Blame that on the thick fog that settled over Augusta National.
“Fifty years ago, it went a lot farther,” Palmer said. “But the tee was a lot farther up.”
It was the second straight year that Palmer, a four-time Masters champion, hit the ceremonial first tee shot. The tradition began in 1963 with Jock Hutchinson and Fred McLeod, but there was a five-year gap without an honorary starter until Palmer renewed it last year.
And in this new age of media at the Masters, even CBS Sports got in on the act, televising it live for the first time.
Palmer warmed up by hitting three shots on the practice range, and the applause grew louder with each step he took toward the tee. Masters chairman Billy Payne introduced him — as if Palmer needed it — as being synonymous with golf and the Masters around the world.
As for the tee shot? It was straight down the middle, as far as anyone could see.
“As a matter of fact, it went out of sight,” Palmer said.
Good thing he hit only one shot. Palmer had 15 clubs in his bag, one over the limit. Of more concern to him was a cell phone in his pocket, which he removed, switched to silent and slipped into his golf bag.
“Don’t let the boss see this,” he said, as Payne stood next to him with a mock frown.
The most significant of Palmer’s four Masters victories came in 1960, when he birdied the last two holes for a one-shot victory. He next won the 1960 U.S. Open at Cherry Hills, and it was on his way to the British Open that year when he cooked up the idea of a modern Grand Slam — winning the four professional major in the same year.
Until then, the Grand Slam related to Bobby Jones in 1930, when he won the U.S. Open, U.S. Amateur, British Open and British Amateur.
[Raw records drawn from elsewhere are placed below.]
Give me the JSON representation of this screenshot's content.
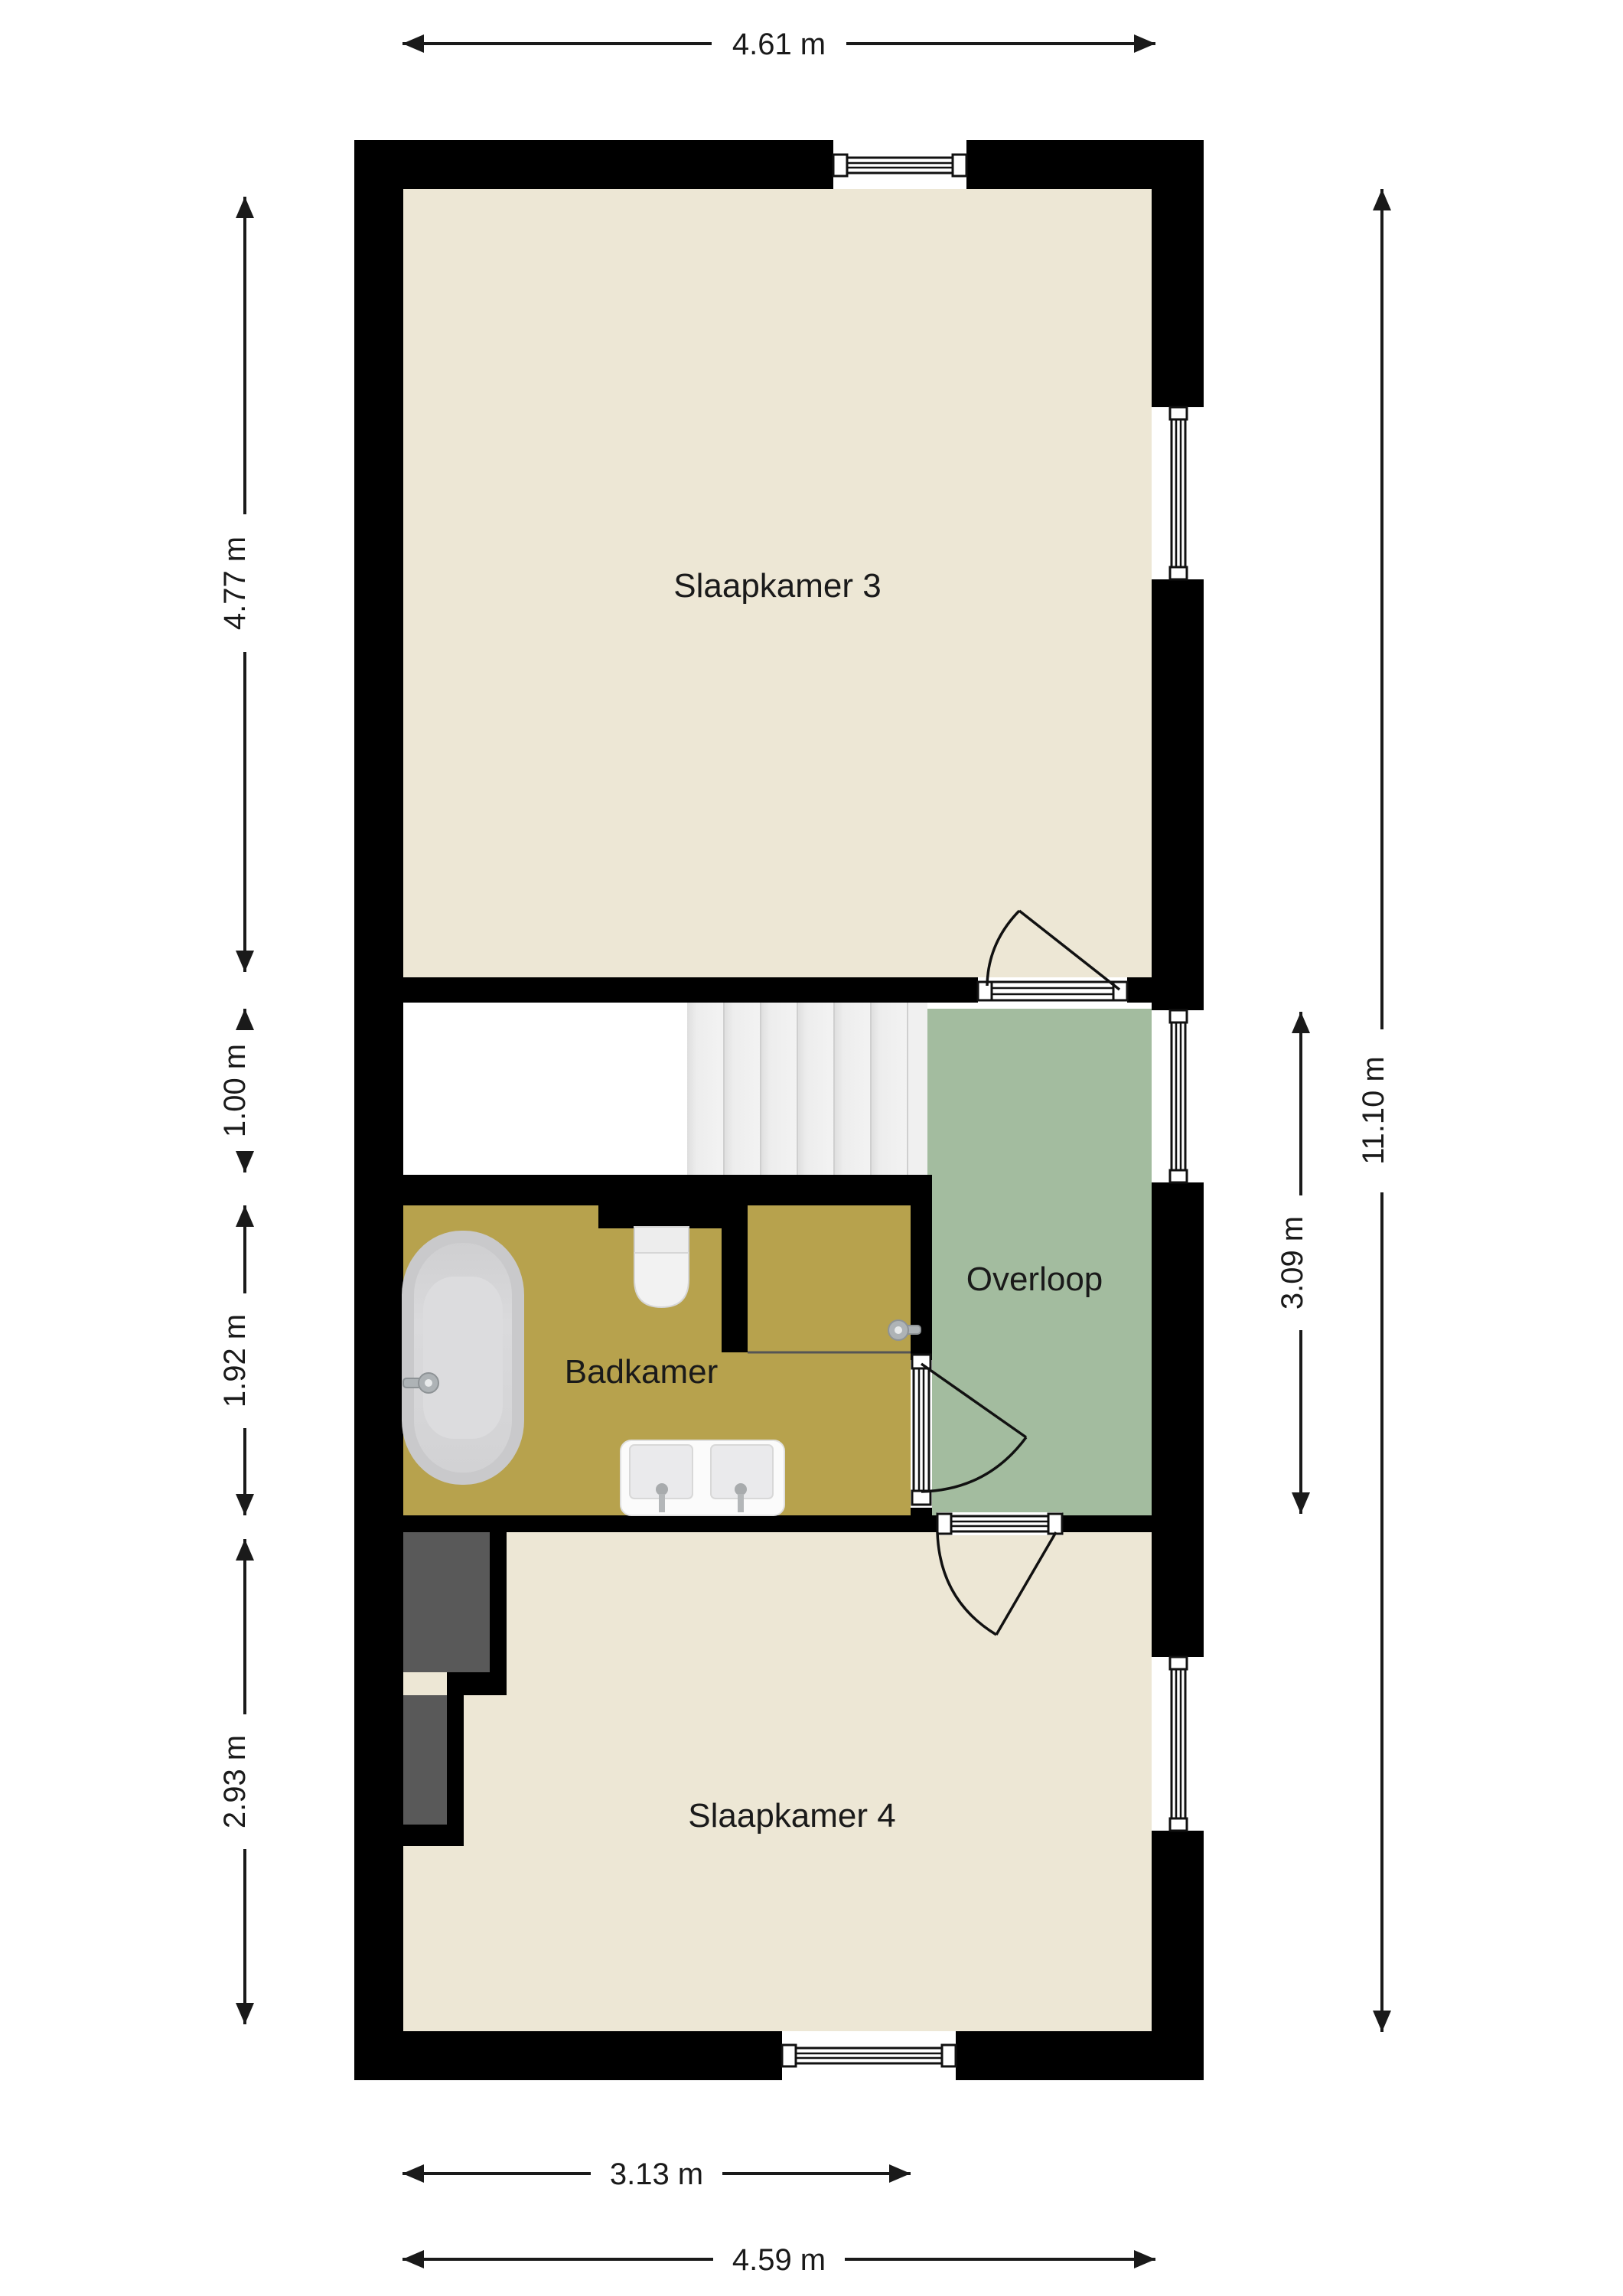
{
  "plan_title": "floor-plan-upper-storey",
  "rooms": [
    {
      "id": "slaapkamer3",
      "label": "Slaapkamer 3",
      "color": "#EDE7D5"
    },
    {
      "id": "badkamer",
      "label": "Badkamer",
      "color": "#B7A24D"
    },
    {
      "id": "overloop",
      "label": "Overloop",
      "color": "#A3BC9F"
    },
    {
      "id": "slaapkamer4",
      "label": "Slaapkamer 4",
      "color": "#EDE7D5"
    }
  ],
  "dimensions": {
    "top_width": "4.61 m",
    "left_bedroom3_height": "4.77 m",
    "left_stairhall_height": "1.00 m",
    "left_bathroom_height": "1.92 m",
    "left_bedroom4_height": "2.93 m",
    "right_landing_height": "3.09 m",
    "right_total_height": "11.10 m",
    "bottom_inner_width": "3.13 m",
    "bottom_total_width": "4.59 m"
  },
  "colors": {
    "background": "#FFFFFF",
    "wall": "#000000",
    "bedroom_floor": "#EDE7D5",
    "bathroom_floor": "#B7A24D",
    "landing_floor": "#A3BC9F",
    "stair_tread": "#EDEDED",
    "stairwell_floor": "#FFFFFF",
    "closet_void": "#595959",
    "dimension_ink": "#1A1A1A"
  },
  "fixtures": [
    "bathtub",
    "bathtub-faucet",
    "toilet",
    "double-washbasin",
    "shower-head",
    "shower-screen",
    "staircase",
    "door-bedroom3",
    "door-bathroom",
    "door-bedroom4",
    "window-top",
    "window-right-bedroom3",
    "window-right-landing",
    "window-right-bedroom4",
    "window-bottom"
  ]
}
Tiger Woods has talked this year about the slam that Palmer created being “easily within reason.”
It starts with the Masters, and Palmer was curious how the week would play out.
“There’s a lot of enthusiasm. You can see it and feel it,” he said. “The golf course is going to be difficult early. Today is going to tell us a lot about the week.”
But the King wasn’t going to stick around to watch.
His wife, Kitt, developed an ankle infection and had two operations within the last week. Palmer said she was released from the University of Pittsburgh Medical Center on Wednesday, and he was on his way to Latrobe, Pa., to check on her.